LEITURA ESPIRITUAL - Dia 10 do mês

Da caridade

   Para proveito de algum necessitado, se pode, e alguma vez, se deve interromper a boa obra e assim trocá-la por outra melhor. Desta sorte não se deixa de obrar bem, antes, se muda em melhor.
    A obra exterior sem caridade de nada aproveita, mas tudo o que se faz com caridade, por pouco e desprezível que seja produz abundantes frutos, porque Deus, Nosso Senhor, olha mais o afeto ou intenção com que obramos que para a obra em si. 
    Quem ama a Deus tem também caridade para com o próximo. Deus é caridade e nos leva a praticar a caridade. E muito faz quem muito ama. 
    Não havendo, porém, o verdadeiro amor a Deus, muitas vezes parece caridade o que é, na verdade, amor próprio; porque a propensão de nossa natureza, a própria vontade, a esperança de recompensa, o gosto da comodidade, raras vezes nos deixam.
    Quem, porém, tem verdadeira e perfeita caridade em nenhuma coisa se busca a si mesmo, mas deseja que em todas Deus seja glorificado. Deseja sobre todas as coisas ter alegria e felicidade em Deus.
     Para chegarmos ao verdadeiro amor de Deus e à verdadeira caridade para com o próximo devemos trabalhar sempre no sentido de vencer o nosso amor próprio que tende sempre a passar dos limites. Assim, quase todas as ações dos homens nascem dum princípio viciado, daquela tríplice concupiscência de que fala São João na sua 1ª Epístola, II, 16. Aliás, este Apóstolo predileto do Divino Mestre tem palavras belíssimas sobre a caridade e, com justiça, é chamado o Apóstolo da caridade. "Caríssimos, amemo-nos uns aos outros, porque a caridade vem de Deus. Todo aquele que ama, nasceu de Deus e conhece a Deus. quem não ama, não conhece a Deus, porque Deus é caridade. Nisto se manifestou a caridade de Deus para conosco, em que Deus enviou o seu Filho unigênito ao mundo, para que por Ele tenhamos a vida. A caridade consiste nisto: em não termos sido nós os que amamos a Deus primeiro, mas em que Ele foi o primeiro que nos amou e enviou o seu Filho, como vítima de propiciação pelos nossos pecados.

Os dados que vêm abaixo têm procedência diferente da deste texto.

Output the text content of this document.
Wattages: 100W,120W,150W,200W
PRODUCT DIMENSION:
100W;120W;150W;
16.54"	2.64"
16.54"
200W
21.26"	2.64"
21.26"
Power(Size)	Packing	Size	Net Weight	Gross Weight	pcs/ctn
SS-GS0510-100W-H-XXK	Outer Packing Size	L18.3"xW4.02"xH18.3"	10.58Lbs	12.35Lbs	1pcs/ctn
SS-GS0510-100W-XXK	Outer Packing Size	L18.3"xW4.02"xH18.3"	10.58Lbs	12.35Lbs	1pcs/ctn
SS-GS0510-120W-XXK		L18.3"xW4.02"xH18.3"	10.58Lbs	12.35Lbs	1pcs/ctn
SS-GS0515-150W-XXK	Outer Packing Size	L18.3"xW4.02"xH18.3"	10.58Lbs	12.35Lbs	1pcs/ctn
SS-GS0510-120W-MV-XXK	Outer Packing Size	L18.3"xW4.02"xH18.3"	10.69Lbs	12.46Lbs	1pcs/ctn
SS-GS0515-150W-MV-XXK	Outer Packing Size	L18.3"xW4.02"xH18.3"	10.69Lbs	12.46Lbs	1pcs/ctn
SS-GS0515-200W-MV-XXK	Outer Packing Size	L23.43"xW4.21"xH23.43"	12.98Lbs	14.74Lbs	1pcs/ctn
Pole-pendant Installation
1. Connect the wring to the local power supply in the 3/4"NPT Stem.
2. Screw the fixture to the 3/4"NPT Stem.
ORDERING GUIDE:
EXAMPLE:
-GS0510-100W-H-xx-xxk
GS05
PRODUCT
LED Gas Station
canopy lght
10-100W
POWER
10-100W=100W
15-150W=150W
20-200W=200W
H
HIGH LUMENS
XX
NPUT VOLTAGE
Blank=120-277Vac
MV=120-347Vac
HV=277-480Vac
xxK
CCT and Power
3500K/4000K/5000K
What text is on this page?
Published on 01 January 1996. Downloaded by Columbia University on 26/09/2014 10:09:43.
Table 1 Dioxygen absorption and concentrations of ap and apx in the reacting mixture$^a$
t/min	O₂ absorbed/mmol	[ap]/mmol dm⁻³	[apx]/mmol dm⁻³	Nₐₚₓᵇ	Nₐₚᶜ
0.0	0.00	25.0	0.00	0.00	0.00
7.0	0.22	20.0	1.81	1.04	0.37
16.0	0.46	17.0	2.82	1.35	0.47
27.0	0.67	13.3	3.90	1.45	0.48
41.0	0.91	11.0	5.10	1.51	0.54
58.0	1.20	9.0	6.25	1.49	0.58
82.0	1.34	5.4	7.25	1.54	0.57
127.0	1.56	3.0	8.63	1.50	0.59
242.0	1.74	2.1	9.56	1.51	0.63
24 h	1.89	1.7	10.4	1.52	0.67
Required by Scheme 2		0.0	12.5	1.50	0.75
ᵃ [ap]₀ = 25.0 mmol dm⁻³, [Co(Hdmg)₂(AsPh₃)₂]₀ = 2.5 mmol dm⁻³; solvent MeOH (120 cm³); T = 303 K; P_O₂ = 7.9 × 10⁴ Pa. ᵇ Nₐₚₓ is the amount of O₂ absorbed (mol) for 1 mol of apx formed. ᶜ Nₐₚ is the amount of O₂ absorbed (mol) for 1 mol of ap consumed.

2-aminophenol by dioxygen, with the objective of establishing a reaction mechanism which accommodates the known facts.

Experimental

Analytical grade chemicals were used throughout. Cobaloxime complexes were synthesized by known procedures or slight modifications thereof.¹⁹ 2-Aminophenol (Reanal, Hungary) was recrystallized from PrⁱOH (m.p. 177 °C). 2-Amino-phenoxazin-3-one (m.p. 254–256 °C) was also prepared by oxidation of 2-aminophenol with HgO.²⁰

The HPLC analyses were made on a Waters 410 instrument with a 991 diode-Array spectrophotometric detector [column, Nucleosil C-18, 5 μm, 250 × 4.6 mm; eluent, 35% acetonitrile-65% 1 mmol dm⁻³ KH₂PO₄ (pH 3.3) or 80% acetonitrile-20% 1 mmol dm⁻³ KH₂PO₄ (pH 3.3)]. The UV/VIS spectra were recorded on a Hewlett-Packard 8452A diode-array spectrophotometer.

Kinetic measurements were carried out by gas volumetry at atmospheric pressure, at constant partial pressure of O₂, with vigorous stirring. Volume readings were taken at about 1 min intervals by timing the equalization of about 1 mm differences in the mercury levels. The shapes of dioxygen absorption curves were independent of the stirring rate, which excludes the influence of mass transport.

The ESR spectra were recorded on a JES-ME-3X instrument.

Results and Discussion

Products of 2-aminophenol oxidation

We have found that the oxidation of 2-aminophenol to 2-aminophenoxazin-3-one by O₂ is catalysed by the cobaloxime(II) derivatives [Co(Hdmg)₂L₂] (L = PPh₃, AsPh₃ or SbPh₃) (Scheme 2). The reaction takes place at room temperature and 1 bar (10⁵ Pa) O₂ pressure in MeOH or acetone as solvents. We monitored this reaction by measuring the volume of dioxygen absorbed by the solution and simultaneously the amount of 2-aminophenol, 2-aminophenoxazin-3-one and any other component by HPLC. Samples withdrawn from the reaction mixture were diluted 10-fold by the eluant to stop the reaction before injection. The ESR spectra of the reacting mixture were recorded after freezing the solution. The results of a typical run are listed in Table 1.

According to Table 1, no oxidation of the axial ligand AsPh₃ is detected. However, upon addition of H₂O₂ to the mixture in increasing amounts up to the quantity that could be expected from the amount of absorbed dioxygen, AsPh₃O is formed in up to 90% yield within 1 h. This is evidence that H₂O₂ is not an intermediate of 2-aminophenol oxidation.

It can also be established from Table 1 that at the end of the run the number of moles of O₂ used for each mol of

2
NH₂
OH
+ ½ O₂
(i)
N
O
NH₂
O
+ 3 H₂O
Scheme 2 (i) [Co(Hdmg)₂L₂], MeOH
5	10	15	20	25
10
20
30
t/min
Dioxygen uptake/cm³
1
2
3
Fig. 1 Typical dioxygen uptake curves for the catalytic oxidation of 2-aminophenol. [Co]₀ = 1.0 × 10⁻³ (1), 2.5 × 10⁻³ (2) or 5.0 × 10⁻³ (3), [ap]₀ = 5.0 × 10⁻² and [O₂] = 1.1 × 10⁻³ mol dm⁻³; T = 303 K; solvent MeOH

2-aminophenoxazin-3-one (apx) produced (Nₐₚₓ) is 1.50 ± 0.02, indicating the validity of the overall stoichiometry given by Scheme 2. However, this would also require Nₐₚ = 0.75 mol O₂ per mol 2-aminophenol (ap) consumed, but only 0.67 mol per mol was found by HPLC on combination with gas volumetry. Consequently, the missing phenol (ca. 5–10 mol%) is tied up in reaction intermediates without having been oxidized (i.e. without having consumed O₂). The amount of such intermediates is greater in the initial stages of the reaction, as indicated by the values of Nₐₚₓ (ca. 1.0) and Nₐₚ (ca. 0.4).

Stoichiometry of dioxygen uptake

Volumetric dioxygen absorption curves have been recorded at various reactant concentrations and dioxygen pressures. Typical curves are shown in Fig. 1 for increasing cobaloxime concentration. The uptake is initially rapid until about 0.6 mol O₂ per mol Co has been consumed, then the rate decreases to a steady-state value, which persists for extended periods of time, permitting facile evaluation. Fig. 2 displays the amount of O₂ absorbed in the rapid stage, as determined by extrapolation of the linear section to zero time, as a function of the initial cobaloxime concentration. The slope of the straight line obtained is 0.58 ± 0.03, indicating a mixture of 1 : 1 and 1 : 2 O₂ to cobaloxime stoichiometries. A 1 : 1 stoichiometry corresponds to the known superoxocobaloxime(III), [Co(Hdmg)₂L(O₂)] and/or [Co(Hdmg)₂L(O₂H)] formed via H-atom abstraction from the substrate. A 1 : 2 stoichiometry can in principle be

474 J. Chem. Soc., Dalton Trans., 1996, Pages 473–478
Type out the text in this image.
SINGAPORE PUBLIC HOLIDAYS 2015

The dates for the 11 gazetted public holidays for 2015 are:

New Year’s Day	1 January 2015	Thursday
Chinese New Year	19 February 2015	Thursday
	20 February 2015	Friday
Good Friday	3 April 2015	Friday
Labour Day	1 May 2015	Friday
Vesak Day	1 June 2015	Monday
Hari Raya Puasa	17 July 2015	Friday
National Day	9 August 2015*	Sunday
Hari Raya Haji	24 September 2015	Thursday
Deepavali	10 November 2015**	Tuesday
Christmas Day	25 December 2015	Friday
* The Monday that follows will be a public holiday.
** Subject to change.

Caríssimos, se Deus nos amou assim, devemos nós também amar-nos uns aos outros... Temos de Deus este mandamento: que aquele que ama a Deus, ame também o seu irmão". 
    Caríssimos, como dizia acima, devemos combater o demasiado amor próprio porque ele corrompe de ordinário as mesmas obras que parecem as mais puras. Quantos trabalhos, quantas esmolas, quantas penitências, em que os homens põem grande confiança, serão talvez estéreis para o céu! Deus não se dá senão àqueles que o amam: Ele é o prêmio da caridade, daquele amor inefável, sem limites e sem medida. o qual, enquanto tudo o mais passa, permanece eternamente, como diz São Paulo.
    Admoestar e corrigir os que erram é uma obra de caridade; mas se alguém, admoestado uma ou duas vezes, se não emendar, não porfies como ele; mas encomenda tudo a Deus. 
     Estuda e aprende a sofrer com paciência quaisquer defeitos e fraquezas alheias, pois que tu tens muito que te sofram os outros. Infelizmente, muitas vezes, ofendemo-nos com facilidade dos defeitos alheios e não trabalhamos por emendar os nossos. Ninguém há sem defeito, ninguém é suficiente nem completamente sábio para si: mas convém que uns aos outros nos soframos, nos consolemos e reciprocamente nos ajudemos com instruções e advertências.
      Volta os olhos para ti mesmo e vê se teus irmãos não têm nada que sofrer de ti! A verdadeira piedade tudo sofre com paciência porque ela nos faz ver o que somos. O que se sente fraco e deplora sua fraqueza, não se ofende facilmente das fraquezas dos outros. Sabe muito bem que todos nós temos necessidade de conforto, de indulgência e de misericórdia: desculpa, compadece-se, perdoa, e conserva assim a paz interior e dá mostras exteriores de verdadeira caridade.
      Ó amor divino, único que fazeis os santos, Amor que sois Deus, penetrai, possuí, transformai  em Vós todas as potências de minha alma, sede a minha vida, a minha única vida, agora e sempre nos séculos dos séculos Assim seja!
      Os elogios que São Paulo faz da caridade serão o ramalhete espiritual de hoje: "A caridade é paciente, é benigna; a caridade não é invejosa, não é temerária; não se ensoberbece, não é ambiciosa, não busca os seus próprios interesses, não se irrita, não suspeita mal, não folga com a injustiça, mas folga com a verdade; tudo desculpa, tudo crê, tudo espera, tudo sofre" (1 Cor. XIII, 4-7). 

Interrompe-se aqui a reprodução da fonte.